Some pretty decent pack of macroeconomic data from the US was published recently. Weekly unemployment fell to 232k applications (versus estimated 230k), and Philly FED Manufacturing Index rose to 23.2 points in April instead of falling by 20.1 points from a high of 22.3 points last month. Index of leading indicators in the economy (US Conference Board Index ) for March fell as expected (0.3%).
The balance of the week for the US Dollar starts to look quite good - Friday is the fourth consecutive day increase in the US Dollar Index and the strengthening of the dollar can also be seen today in the broad market. The rising yields of US bonds are starting to support, which may be the result of a growing conviction that FED members may be leaning towards 4 interest rate hikes this year if they are given pretexts in the form of good macroeconomic data in the coming months.
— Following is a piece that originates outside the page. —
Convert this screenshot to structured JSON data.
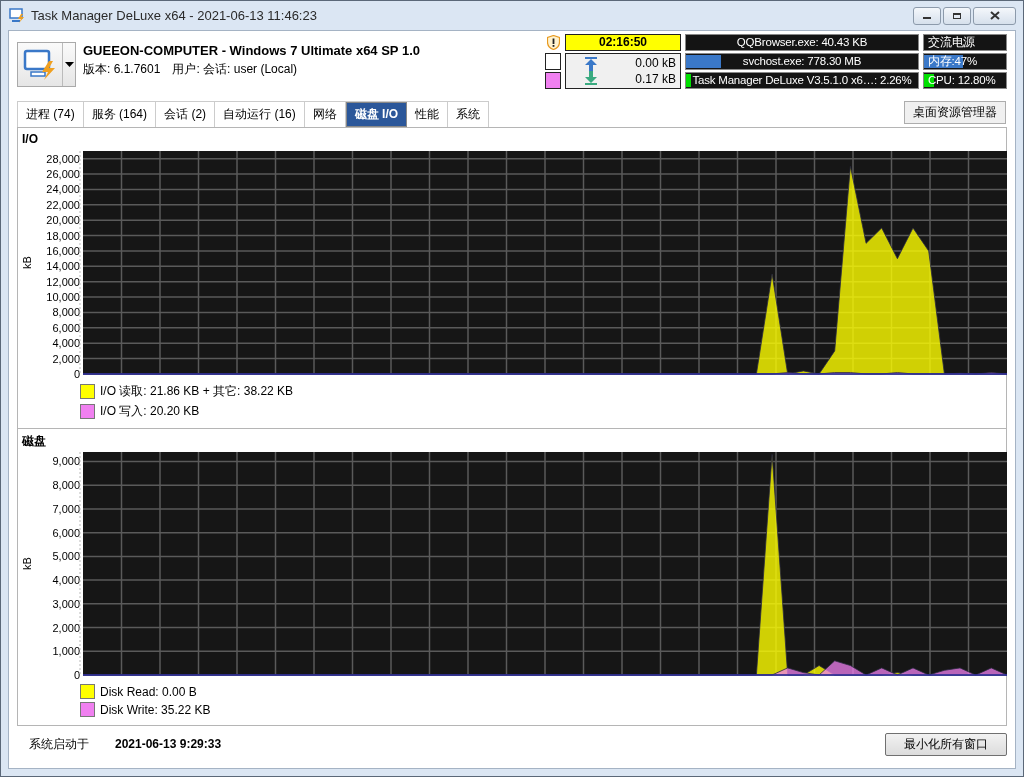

Noteworthy in this respect were the words of William Dudley from the FED branch in New York, which in a nutshell indicated that the FED should consistently do its work by bringing interest rates relatively quickly to the neutral level. Nevertheless, the dollar will need a stronger reason to be resisted by significant resistance, and May may be planned for May on key US data (ISM indices and Labor Department readings), although in the coming week the dollar may be stronger due to weakness of other currencies - the euro, pound and possibly also yen.
Let's now take a look at the US Dollar Index technical picture at the H4 time frame. The market has broken through the technical resistance at the level of 89.96 (now support) and it looks like is heading towards the next technical resistance at the level of 90.29. The strong momentum and positive stochastic indicators are supporting the short-term bullish outlook.